The bitcoin experiment is being a bad business for El Salvador, both for the state coffers, which in four months they would have lost 22 million dollars and, in addition, they are damaged by the lower financial credibility derived from the adoption of the cryptocurrency, such as for citizens who have followed President Nayib Bukele’s advice to buy units of that currency or accept it in their daily transactions.
The value of bitcoin is at its lowest point since the law that imposed it as legal tender for all purposes, together with the country’s currency, which is the dollar, came into force in El Salvador at the beginning of September last year.
American. Precisely, the security and stability offered by the dollar is something especially appreciated by Salvadorans, which further explains the reluctance of many to put their family finances and savings at risk by managing bitcoins.
On September 7, the date on which the law establishing the new framework began to be applied, a bitcoin was worth around 46,000 dollars; at the end of October it reached 60,000 dollars, but since then it has had a prolonged fall, reaching this last weekend the $35,000.

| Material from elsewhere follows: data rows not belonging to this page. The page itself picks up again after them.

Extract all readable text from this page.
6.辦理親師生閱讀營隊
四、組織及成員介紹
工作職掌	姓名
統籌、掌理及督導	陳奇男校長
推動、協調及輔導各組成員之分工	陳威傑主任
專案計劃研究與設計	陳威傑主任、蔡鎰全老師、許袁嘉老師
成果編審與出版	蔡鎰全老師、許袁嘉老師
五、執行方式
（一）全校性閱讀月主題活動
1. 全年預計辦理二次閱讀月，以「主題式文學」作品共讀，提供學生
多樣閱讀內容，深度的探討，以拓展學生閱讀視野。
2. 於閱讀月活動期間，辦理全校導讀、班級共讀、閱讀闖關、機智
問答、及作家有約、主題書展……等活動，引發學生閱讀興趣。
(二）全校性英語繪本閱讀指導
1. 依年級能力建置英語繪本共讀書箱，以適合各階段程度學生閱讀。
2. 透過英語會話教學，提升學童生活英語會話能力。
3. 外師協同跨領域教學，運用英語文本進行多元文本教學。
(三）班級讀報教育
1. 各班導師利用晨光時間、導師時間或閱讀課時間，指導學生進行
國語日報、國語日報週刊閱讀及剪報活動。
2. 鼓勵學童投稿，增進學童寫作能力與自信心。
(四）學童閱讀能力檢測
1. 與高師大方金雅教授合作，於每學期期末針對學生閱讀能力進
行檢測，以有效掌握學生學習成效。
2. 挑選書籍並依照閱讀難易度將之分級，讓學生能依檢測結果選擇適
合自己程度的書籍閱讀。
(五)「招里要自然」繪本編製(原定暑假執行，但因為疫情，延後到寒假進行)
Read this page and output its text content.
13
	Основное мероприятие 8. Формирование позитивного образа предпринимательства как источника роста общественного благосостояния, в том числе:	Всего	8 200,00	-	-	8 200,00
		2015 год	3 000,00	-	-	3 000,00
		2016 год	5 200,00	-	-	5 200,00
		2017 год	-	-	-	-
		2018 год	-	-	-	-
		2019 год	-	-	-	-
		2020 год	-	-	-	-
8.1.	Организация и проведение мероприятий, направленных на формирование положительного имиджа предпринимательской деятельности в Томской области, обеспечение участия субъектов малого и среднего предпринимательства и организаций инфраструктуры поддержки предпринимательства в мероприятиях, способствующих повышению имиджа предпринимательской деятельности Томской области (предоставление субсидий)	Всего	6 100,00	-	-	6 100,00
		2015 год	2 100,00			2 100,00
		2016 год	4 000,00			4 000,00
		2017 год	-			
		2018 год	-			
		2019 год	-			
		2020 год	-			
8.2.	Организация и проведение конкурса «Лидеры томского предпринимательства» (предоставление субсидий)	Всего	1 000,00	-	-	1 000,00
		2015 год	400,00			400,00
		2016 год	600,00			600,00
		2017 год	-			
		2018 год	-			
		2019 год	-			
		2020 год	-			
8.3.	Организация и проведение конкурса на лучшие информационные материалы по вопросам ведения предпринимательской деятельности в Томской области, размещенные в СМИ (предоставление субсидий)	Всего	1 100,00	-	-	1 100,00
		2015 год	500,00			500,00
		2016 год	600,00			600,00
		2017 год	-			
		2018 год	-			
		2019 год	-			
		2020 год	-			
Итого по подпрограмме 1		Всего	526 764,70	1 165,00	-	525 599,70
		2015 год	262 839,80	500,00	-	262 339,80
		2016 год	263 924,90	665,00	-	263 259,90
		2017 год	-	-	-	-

As the number of bitcoins acquired by citizens is unknown, or the part of the savings that they may have in that cryptocurrency – in addition, the Government does not report on the total volume of bitcoins that move in the official Chivo Wallet platform created for transactions in daily life – it is impossible to determine how salvadoran households have been affected due to the devaluation experienced. The luck of each one will depend on the price on the dates of their buying and selling movements, but as a sustained investment it has proven to be a failure so far.
Bukele defends that the bet will bring long-term profits and insists that this year a bitcoin can reach 100,000 dollars. large-scale purchases of the government can maintain those expectations, but Bukele has embarked on the operation to citizens with less capacity to wait. The Ministry of Finance ensures that purchase operations with public funds are carried out by a team of officials; In any case, it is Bukele who seems to have the greatest role in the decisions that are made in this regard, surrounded by an opacity that offers a clear margin for corruption.
drop in value
The government is certainly not transparent about how it handles its Bitcoin investments. The only one who gives an account is Bukele himself, in tweets announcing currency purchases with great fanfare. After some media reported in December the losses that these investments are causing to the public coffers, the Minister of Finance, Alejandro Zelaya, assured that some of the bitcoins purchased had been converted into dollars. That does not fit with the long-term bet that the Government is making, according to Bukele.
As there is no data on possible sales, the calculations that can be made are based on the total volume of bitcoins acquired, always in accordance with the president’s tweets. the first purchase, of 400 bitcoins, was made on September 6, the day before the law regulating its use came into force: at a price of 46,811 dollars per unit, the Government spent 18.7 million dollars. Since then he has bought six more times: on September 7 he acquired 150 and as many on the 19th of that same month; on October 27, he made the largest purchase, 420 bitcoins, just as the price had skyrocketed to over $60,000; on November 26 he bought 100, and another 150 on December 3; finally on December 22, in the last operation, he acquired 21. In total, to date and according to Bukele’s announcements, the Government has bought 1,391 bitcoins, disbursing a total of 71.3 million dollars (at an average of 51,288 dollars per unit).
If the volume of bitcoins in the possession of the Salvadoran government remains the same, its total value had fallen on January 22 to 49.3 million dollars, which represents a loss of 22 million dollars compared to the money invested in its purchase. .
IMF and bonds
On the other hand, the adoption of Bitcoin has damaged the financial prospects of the State. The International Monetary Fund (IMF) did not go ahead with a line of credit that it negotiated with the Government so that the Salvadoran economy could better face the crisis caused by the pandemic. The IMF argued that the adoption of the cryptocurrency introduced a lack of transparency in the national financial system. The international institution I had already warned about his objections to Bitcoin before the Government put into force the regulations that authorized its legal tender.
In addition, as recently reported by the Bloomberg agency, the uncertainty introduced into El Salvador’s accounts led to its bonds being the ones with the lowest performance in the world in 2021. The yield of 800 million in bonds denominated in dollars maturing in January 2023 had risen to 34% on January 11, from the level a year ago, which was less than 9%. This supposes prospects for the public coffers of an increase in the cost of the debt that the country can issue in the new situation.